From Routledge: This book examines the connections between two disparate yet persistently bound thematics—mobility and intoxication—and explores their central yet frequently misunderstood role in constructing subjectivity following the 1960s. Emerging from profound mid-twentieth-century changes in how drugs and travel were imagined, the conceptual nexus discussed sheds new light on British and North American responses to sixties counterculture. With readings of Aldous Huxley, William Burroughs, Alex Garland, Hunter S. Thompson, and Robert Sedlack, Banco traces twin arguments, looking at the ways travel is imagined as a disciplinary force acting upon the creative, destabilizing powers of psychedelic intoxication; and exploring the ways drugs help construct travel spaces and practices as, at times, revolutionary, and at other times, neo-colonial. By following a sequence of shifting understandings of drug and travel orthodoxies, this book traverses fraught and irresistibly linked terrains from the late 1950s up to a period marked by international, postmodern tourism. As such, it helps illuminate a world where tourism is continually expanding yet constantly circumscribed, and where illegal drugs are both increasingly unregulated in the global economy and perceived more and more as crucial agents in the construction of human subjectivity.
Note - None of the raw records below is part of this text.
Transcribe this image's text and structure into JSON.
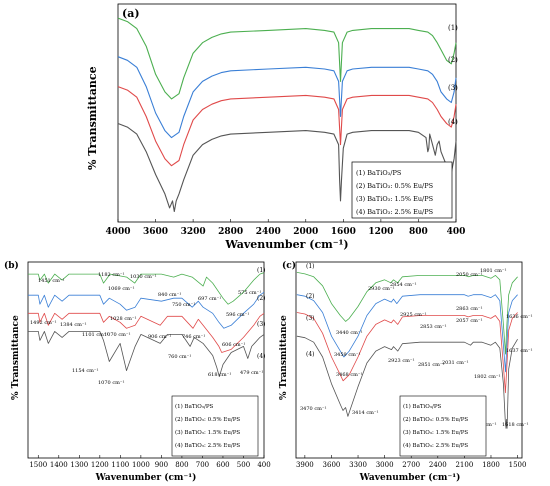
{
  "chart_data": [
    {
      "panel": "(a)",
      "type": "line",
      "xlabel": "Wavenumber (cm⁻¹)",
      "ylabel": "% Transmittance",
      "xlim": [
        4000,
        400
      ],
      "x_reversed": true,
      "xticks": [
        4000,
        3600,
        3200,
        2800,
        2400,
        2000,
        1600,
        1200,
        800,
        400
      ],
      "legend_position": "bottom-right",
      "legend": [
        "(1) BaTiO₃/PS",
        "(2) BaTiO₃: 0.5% Eu/PS",
        "(3) BaTiO₃: 1.5% Eu/PS",
        "(4) BaTiO₃: 2.5% Eu/PS"
      ],
      "series": [
        {
          "name": "(1)",
          "color": "#4caf50",
          "x": [
            4000,
            3900,
            3800,
            3700,
            3600,
            3500,
            3430,
            3350,
            3300,
            3200,
            3100,
            3000,
            2900,
            2800,
            2400,
            2000,
            1800,
            1700,
            1650,
            1630,
            1610,
            1560,
            1500,
            1300,
            1100,
            900,
            800,
            700,
            650,
            600,
            560,
            500,
            450,
            420,
            400
          ],
          "y": [
            94,
            92,
            88,
            78,
            62,
            52,
            48,
            51,
            60,
            74,
            80,
            83,
            85,
            86,
            87,
            88,
            87,
            86,
            80,
            58,
            80,
            86,
            87,
            88,
            88,
            88,
            87,
            86,
            84,
            80,
            76,
            70,
            68,
            74,
            80
          ]
        },
        {
          "name": "(2)",
          "color": "#3a7fd6",
          "x": [
            4000,
            3900,
            3800,
            3700,
            3600,
            3500,
            3430,
            3350,
            3300,
            3200,
            3100,
            3000,
            2900,
            2800,
            2400,
            2000,
            1800,
            1700,
            1650,
            1630,
            1610,
            1560,
            1500,
            1300,
            1100,
            900,
            800,
            700,
            650,
            600,
            560,
            500,
            450,
            420,
            400
          ],
          "y": [
            72,
            70,
            66,
            55,
            40,
            30,
            26,
            29,
            38,
            52,
            58,
            61,
            63,
            64,
            65,
            66,
            65,
            64,
            58,
            38,
            58,
            64,
            65,
            66,
            66,
            66,
            65,
            64,
            62,
            58,
            52,
            48,
            46,
            52,
            60
          ]
        },
        {
          "name": "(3)",
          "color": "#e04a4a",
          "x": [
            4000,
            3900,
            3800,
            3700,
            3600,
            3500,
            3430,
            3350,
            3300,
            3200,
            3100,
            3000,
            2900,
            2800,
            2400,
            2000,
            1800,
            1700,
            1650,
            1630,
            1610,
            1560,
            1500,
            1300,
            1100,
            900,
            800,
            700,
            650,
            600,
            560,
            500,
            450,
            420,
            400
          ],
          "y": [
            55,
            53,
            49,
            38,
            24,
            14,
            10,
            13,
            22,
            36,
            42,
            45,
            47,
            48,
            49,
            50,
            49,
            48,
            42,
            22,
            42,
            48,
            49,
            50,
            50,
            50,
            49,
            48,
            46,
            42,
            38,
            34,
            32,
            38,
            45
          ]
        },
        {
          "name": "(4)",
          "color": "#555555",
          "x": [
            4000,
            3900,
            3800,
            3700,
            3600,
            3500,
            3450,
            3420,
            3400,
            3380,
            3350,
            3300,
            3200,
            3100,
            3000,
            2900,
            2800,
            2400,
            2000,
            1800,
            1700,
            1650,
            1640,
            1630,
            1620,
            1600,
            1560,
            1500,
            1300,
            1100,
            900,
            800,
            720,
            700,
            690,
            680,
            660,
            620,
            600,
            580,
            560,
            500,
            450,
            420,
            400
          ],
          "y": [
            34,
            32,
            28,
            18,
            5,
            -6,
            -14,
            -10,
            -16,
            -10,
            -6,
            2,
            16,
            22,
            25,
            27,
            28,
            29,
            30,
            29,
            28,
            22,
            2,
            -10,
            2,
            20,
            28,
            29,
            30,
            30,
            30,
            29,
            26,
            18,
            20,
            28,
            24,
            16,
            22,
            24,
            18,
            10,
            6,
            14,
            24
          ]
        }
      ]
    },
    {
      "panel": "(b)",
      "type": "line",
      "xlabel": "Wavenumber (cm⁻¹)",
      "ylabel": "% Transmittance",
      "xlim": [
        1550,
        400
      ],
      "x_reversed": true,
      "xticks": [
        1500,
        1400,
        1300,
        1200,
        1100,
        1000,
        900,
        800,
        700,
        600,
        500,
        400
      ],
      "legend_position": "bottom-right",
      "legend": [
        "(1) BaTiO₃/PS",
        "(2) BaTiO₃: 0.5% Eu/PS",
        "(3) BaTiO₃: 1.5% Eu/PS",
        "(4) BaTiO₃: 2.5% Eu/PS"
      ],
      "annotations": [
        "1451 cm⁻¹",
        "1182 cm⁻¹",
        "1030 cm⁻¹",
        "1069 cm⁻¹",
        "840 cm⁻¹",
        "697 cm⁻¹",
        "575 cm⁻¹",
        "750 cm⁻¹",
        "596 cm⁻¹",
        "1492 cm⁻¹",
        "1384 cm⁻¹",
        "1101 cm⁻¹",
        "1028 cm⁻¹",
        "1070 cm⁻¹",
        "906 cm⁻¹",
        "746 cm⁻¹",
        "606 cm⁻¹",
        "760 cm⁻¹",
        "618 cm⁻¹",
        "479 cm⁻¹",
        "1154 cm⁻¹",
        "1070 cm⁻¹"
      ],
      "series": [
        {
          "name": "(1)",
          "color": "#4caf50",
          "x": [
            1550,
            1500,
            1492,
            1470,
            1451,
            1420,
            1384,
            1350,
            1200,
            1182,
            1150,
            1069,
            1030,
            1000,
            900,
            840,
            800,
            750,
            697,
            680,
            650,
            600,
            575,
            550,
            500,
            450,
            420,
            400
          ],
          "y": [
            92,
            92,
            88,
            92,
            86,
            92,
            88,
            92,
            92,
            86,
            92,
            90,
            86,
            92,
            92,
            90,
            92,
            90,
            84,
            90,
            86,
            76,
            72,
            74,
            80,
            88,
            92,
            93
          ]
        },
        {
          "name": "(2)",
          "color": "#3a7fd6",
          "x": [
            1550,
            1500,
            1492,
            1470,
            1451,
            1420,
            1384,
            1350,
            1200,
            1182,
            1154,
            1101,
            1070,
            1028,
            1000,
            900,
            840,
            800,
            750,
            720,
            697,
            650,
            620,
            596,
            560,
            500,
            450,
            420,
            400
          ],
          "y": [
            78,
            78,
            72,
            78,
            70,
            78,
            74,
            78,
            78,
            72,
            76,
            72,
            68,
            70,
            76,
            74,
            76,
            76,
            70,
            74,
            70,
            66,
            60,
            56,
            58,
            66,
            72,
            78,
            80
          ]
        },
        {
          "name": "(3)",
          "color": "#e04a4a",
          "x": [
            1550,
            1500,
            1492,
            1470,
            1451,
            1420,
            1384,
            1350,
            1200,
            1182,
            1154,
            1101,
            1070,
            1028,
            1000,
            906,
            870,
            800,
            746,
            720,
            697,
            650,
            620,
            606,
            560,
            500,
            450,
            420,
            400
          ],
          "y": [
            66,
            66,
            60,
            66,
            58,
            66,
            62,
            66,
            66,
            60,
            64,
            60,
            56,
            58,
            64,
            58,
            64,
            64,
            56,
            62,
            58,
            50,
            44,
            40,
            42,
            50,
            58,
            64,
            66
          ]
        },
        {
          "name": "(4)",
          "color": "#555555",
          "x": [
            1550,
            1500,
            1492,
            1470,
            1451,
            1420,
            1384,
            1350,
            1200,
            1182,
            1154,
            1101,
            1070,
            1028,
            1000,
            906,
            870,
            800,
            760,
            740,
            697,
            650,
            630,
            618,
            600,
            560,
            500,
            479,
            460,
            420,
            400
          ],
          "y": [
            54,
            54,
            48,
            54,
            46,
            54,
            50,
            54,
            54,
            48,
            34,
            46,
            28,
            44,
            52,
            46,
            52,
            52,
            44,
            50,
            46,
            38,
            30,
            24,
            32,
            40,
            44,
            36,
            44,
            50,
            52
          ]
        }
      ]
    },
    {
      "panel": "(c)",
      "type": "line",
      "xlabel": "Wavenumber (cm⁻¹)",
      "ylabel": "% Transmittance",
      "xlim": [
        4000,
        1450
      ],
      "x_reversed": true,
      "xticks": [
        3900,
        3600,
        3300,
        3000,
        2700,
        2400,
        2100,
        1800,
        1500
      ],
      "legend_position": "bottom-right",
      "legend": [
        "(1) BaTiO₃/PS",
        "(2) BaTiO₃: 0.5% Eu/PS",
        "(3) BaTiO₃: 1.5% Eu/PS",
        "(4) BaTiO₃: 2.5% Eu/PS"
      ],
      "annotations": [
        "2930 cm⁻¹",
        "2854 cm⁻¹",
        "2050 cm⁻¹",
        "1801 cm⁻¹",
        "2925 cm⁻¹",
        "2853 cm⁻¹",
        "2863 cm⁻¹",
        "2057 cm⁻¹",
        "1636 cm⁻¹",
        "3440 cm⁻¹",
        "3459 cm⁻¹",
        "3468 cm⁻¹",
        "2923 cm⁻¹",
        "2851 cm⁻¹",
        "2031 cm⁻¹",
        "1802 cm⁻¹",
        "1637 cm⁻¹",
        "3470 cm⁻¹",
        "3414 cm⁻¹",
        "1630 cm⁻¹",
        "1618 cm⁻¹"
      ],
      "series": [
        {
          "name": "(1)",
          "color": "#4caf50",
          "x": [
            3990,
            3900,
            3800,
            3700,
            3600,
            3500,
            3440,
            3400,
            3300,
            3200,
            3100,
            3000,
            2930,
            2900,
            2854,
            2800,
            2600,
            2400,
            2200,
            2100,
            2050,
            2000,
            1900,
            1801,
            1750,
            1700,
            1660,
            1636,
            1620,
            1600,
            1560,
            1500
          ],
          "y": [
            95,
            94,
            92,
            86,
            74,
            66,
            62,
            64,
            72,
            82,
            88,
            90,
            88,
            90,
            88,
            92,
            93,
            93,
            93,
            93,
            92,
            93,
            93,
            91,
            93,
            90,
            60,
            40,
            60,
            80,
            88,
            92
          ]
        },
        {
          "name": "(2)",
          "color": "#3a7fd6",
          "x": [
            3990,
            3900,
            3800,
            3700,
            3600,
            3500,
            3459,
            3400,
            3300,
            3200,
            3100,
            3000,
            2925,
            2900,
            2863,
            2800,
            2600,
            2400,
            2200,
            2100,
            2057,
            2000,
            1900,
            1801,
            1750,
            1700,
            1660,
            1636,
            1620,
            1600,
            1560,
            1500
          ],
          "y": [
            80,
            79,
            76,
            68,
            52,
            42,
            38,
            42,
            52,
            66,
            74,
            77,
            75,
            77,
            74,
            79,
            80,
            80,
            80,
            80,
            79,
            80,
            80,
            78,
            80,
            76,
            46,
            28,
            46,
            68,
            76,
            80
          ]
        },
        {
          "name": "(3)",
          "color": "#e04a4a",
          "x": [
            3990,
            3900,
            3800,
            3700,
            3600,
            3500,
            3468,
            3400,
            3300,
            3200,
            3100,
            3000,
            2925,
            2900,
            2853,
            2800,
            2600,
            2400,
            2200,
            2100,
            2057,
            2000,
            1900,
            1802,
            1750,
            1700,
            1660,
            1637,
            1620,
            1600,
            1560,
            1500
          ],
          "y": [
            68,
            67,
            64,
            54,
            38,
            26,
            22,
            26,
            38,
            52,
            60,
            63,
            61,
            63,
            60,
            65,
            66,
            66,
            66,
            66,
            65,
            66,
            66,
            64,
            66,
            62,
            32,
            14,
            32,
            56,
            64,
            68
          ]
        },
        {
          "name": "(4)",
          "color": "#555555",
          "x": [
            3990,
            3900,
            3800,
            3700,
            3600,
            3500,
            3470,
            3440,
            3414,
            3380,
            3300,
            3200,
            3100,
            3000,
            2923,
            2900,
            2851,
            2800,
            2600,
            2400,
            2200,
            2100,
            2031,
            2000,
            1900,
            1802,
            1750,
            1700,
            1660,
            1640,
            1630,
            1624,
            1618,
            1600,
            1560,
            1500
          ],
          "y": [
            52,
            51,
            48,
            38,
            20,
            6,
            2,
            4,
            -2,
            4,
            18,
            34,
            42,
            45,
            43,
            45,
            42,
            47,
            48,
            48,
            48,
            48,
            46,
            48,
            48,
            46,
            48,
            44,
            20,
            -4,
            -10,
            -4,
            -10,
            30,
            44,
            50
          ]
        }
      ]
    }
  ],
  "panel_a": {
    "label": "(a)",
    "ylabel": "% Transmittance",
    "xlabel": "Wavenumber (cm⁻¹)",
    "series_labels": [
      "(1)",
      "(2)",
      "(3)",
      "(4)"
    ],
    "legend": [
      "(1) BaTiO₃/PS",
      "(2) BaTiO₃: 0.5% Eu/PS",
      "(3) BaTiO₃: 1.5% Eu/PS",
      "(4) BaTiO₃: 2.5% Eu/PS"
    ]
  },
  "panel_b": {
    "label": "(b)",
    "ylabel": "% Transmittance",
    "xlabel": "Wavenumber (cm⁻¹)",
    "series_labels": [
      "(1)",
      "(2)",
      "(3)",
      "(4)"
    ],
    "legend": [
      "(1) BaTiO₃/PS",
      "(2) BaTiO₃: 0.5% Eu/PS",
      "(3) BaTiO₃: 1.5% Eu/PS",
      "(4) BaTiO₃: 2.5% Eu/PS"
    ]
  },
  "panel_c": {
    "label": "(c)",
    "ylabel": "% Transmittance",
    "xlabel": "Wavenumber (cm⁻¹)",
    "series_labels": [
      "(1)",
      "(2)",
      "(3)",
      "(4)"
    ],
    "legend": [
      "(1) BaTiO₃/PS",
      "(2) BaTiO₃: 0.5% Eu/PS",
      "(3) BaTiO₃: 1.5% Eu/PS",
      "(4) BaTiO₃: 2.5% Eu/PS"
    ]
  }
}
 Robert Henryson, The Complete Works

David J. Parkinson
Kalamazoo: Medieval Institute, 2010

From TEAMS: In this new edition of the poems of Robert Henryson, David Parkinson offers editions of Henryson's Fables, The Testament of Cresseid, Orpheus and Eurydice, and twelve shorter poems (grouped according to the strength of their attribution to Henryson), as well as the glosses and explanatory and textual notes characteristic of Middle English Texts Series volumes. In an extensive introduction, Parkinson discusses what is known of Henryson's life, the publication history of the poems, and Henryson's language. As Parkinson notes, "Henryson's poems involve an ongoing concern with the function of poetry itself as a blend of truth and fiction in a world in which falsehood is the wellspring of corruption; in operation, the figure of the poet may be analogous to the foxes he repeatedly places at the center of his narratives. Hence arises an abiding concern about the abuses of the natural capacity for playful imitation, for selfish ends."
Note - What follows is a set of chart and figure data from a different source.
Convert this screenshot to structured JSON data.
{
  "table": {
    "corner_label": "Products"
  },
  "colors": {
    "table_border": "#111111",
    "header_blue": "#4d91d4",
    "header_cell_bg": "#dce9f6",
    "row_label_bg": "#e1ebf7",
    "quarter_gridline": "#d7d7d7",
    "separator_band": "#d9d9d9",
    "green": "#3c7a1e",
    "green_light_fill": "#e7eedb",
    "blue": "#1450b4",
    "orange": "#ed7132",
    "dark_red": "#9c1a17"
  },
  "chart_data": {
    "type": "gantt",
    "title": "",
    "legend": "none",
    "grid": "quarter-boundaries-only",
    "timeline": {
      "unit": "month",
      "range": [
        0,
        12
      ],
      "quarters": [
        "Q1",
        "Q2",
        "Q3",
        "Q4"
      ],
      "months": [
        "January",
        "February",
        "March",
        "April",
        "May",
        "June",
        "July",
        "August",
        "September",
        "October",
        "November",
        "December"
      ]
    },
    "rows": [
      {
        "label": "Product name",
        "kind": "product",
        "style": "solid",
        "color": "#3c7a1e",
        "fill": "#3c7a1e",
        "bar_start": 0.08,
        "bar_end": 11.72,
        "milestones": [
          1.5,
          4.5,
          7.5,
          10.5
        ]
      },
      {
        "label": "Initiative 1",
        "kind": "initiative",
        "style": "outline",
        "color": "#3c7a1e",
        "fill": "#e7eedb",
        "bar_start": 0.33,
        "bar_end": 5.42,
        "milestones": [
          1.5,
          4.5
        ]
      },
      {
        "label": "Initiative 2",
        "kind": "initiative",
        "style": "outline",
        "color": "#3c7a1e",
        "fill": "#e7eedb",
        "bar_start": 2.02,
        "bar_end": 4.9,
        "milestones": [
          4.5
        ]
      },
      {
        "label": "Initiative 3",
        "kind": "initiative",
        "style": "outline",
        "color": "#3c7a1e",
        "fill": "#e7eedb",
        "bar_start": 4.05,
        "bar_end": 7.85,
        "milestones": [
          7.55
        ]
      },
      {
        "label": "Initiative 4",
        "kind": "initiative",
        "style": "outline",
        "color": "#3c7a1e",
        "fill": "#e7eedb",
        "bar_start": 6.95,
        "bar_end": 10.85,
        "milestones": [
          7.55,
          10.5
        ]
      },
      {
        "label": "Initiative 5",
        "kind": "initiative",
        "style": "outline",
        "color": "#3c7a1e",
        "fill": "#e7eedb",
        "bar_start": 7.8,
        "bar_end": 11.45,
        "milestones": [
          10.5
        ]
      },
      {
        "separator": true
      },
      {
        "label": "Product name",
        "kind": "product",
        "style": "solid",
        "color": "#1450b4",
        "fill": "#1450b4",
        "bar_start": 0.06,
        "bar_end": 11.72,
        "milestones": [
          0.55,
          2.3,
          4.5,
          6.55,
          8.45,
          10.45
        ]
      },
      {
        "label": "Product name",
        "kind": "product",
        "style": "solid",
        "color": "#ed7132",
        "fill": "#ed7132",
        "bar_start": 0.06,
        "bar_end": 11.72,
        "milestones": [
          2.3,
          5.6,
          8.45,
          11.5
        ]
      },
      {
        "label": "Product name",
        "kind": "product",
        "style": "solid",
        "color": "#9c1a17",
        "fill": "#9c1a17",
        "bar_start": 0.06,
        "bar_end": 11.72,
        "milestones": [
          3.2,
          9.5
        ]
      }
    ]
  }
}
 Mrs Craddock, by W. Somerset Maugham

Robert Calder, Introduction and Notes
Penguin, 2008


 Depression and Narrative: Telling the Dark

Hilary Clark, Editor
SUNY Press, 2008

From SUNY Press: Depression and Narrative examines stories of depression in the context of recent scholarship on illness and narrative, which up to this point has largely focused on physical illness and disability. Contributors from a number of disciplinary perspectives address these narrative accounts of depression, by both sufferers and those who treat them, as they appear in memoirs, diaries, novels, poems, oral interviews, fact sheets, blogs, films, and television shows. Together, they explore the stories we tell about depression: its contested causes; its gendering; the transformations in identity that it entails; and the problems it presents for communication, associated as it is with stigma and shame.
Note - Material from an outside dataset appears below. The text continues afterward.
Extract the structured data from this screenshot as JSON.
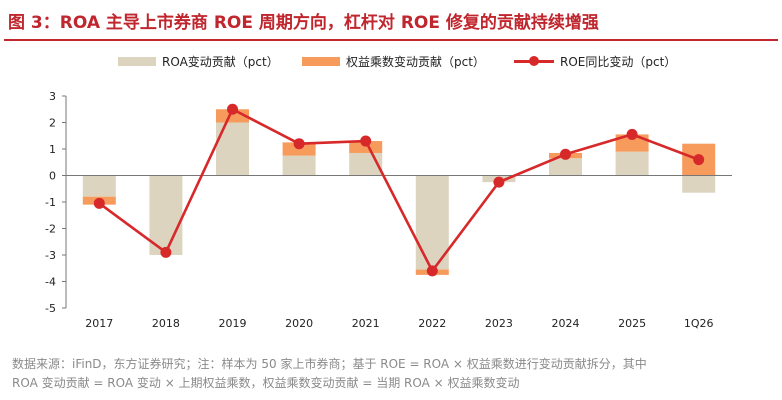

Unlike certain physical illnesses, such as cancer, depression is stigmatized—sometimes as a nonproblem (the sufferer should "snap out of it") and sometimes as the slippery slope to madness. Thus, depression narratives have their work cut out for them. This book highlights the work these stories do, including bringing meaning to sufferers, explaining depression, justifying therapies and treatments, and reducing the burden of shame—accounting for a suffering that is, in the end, unaccountable.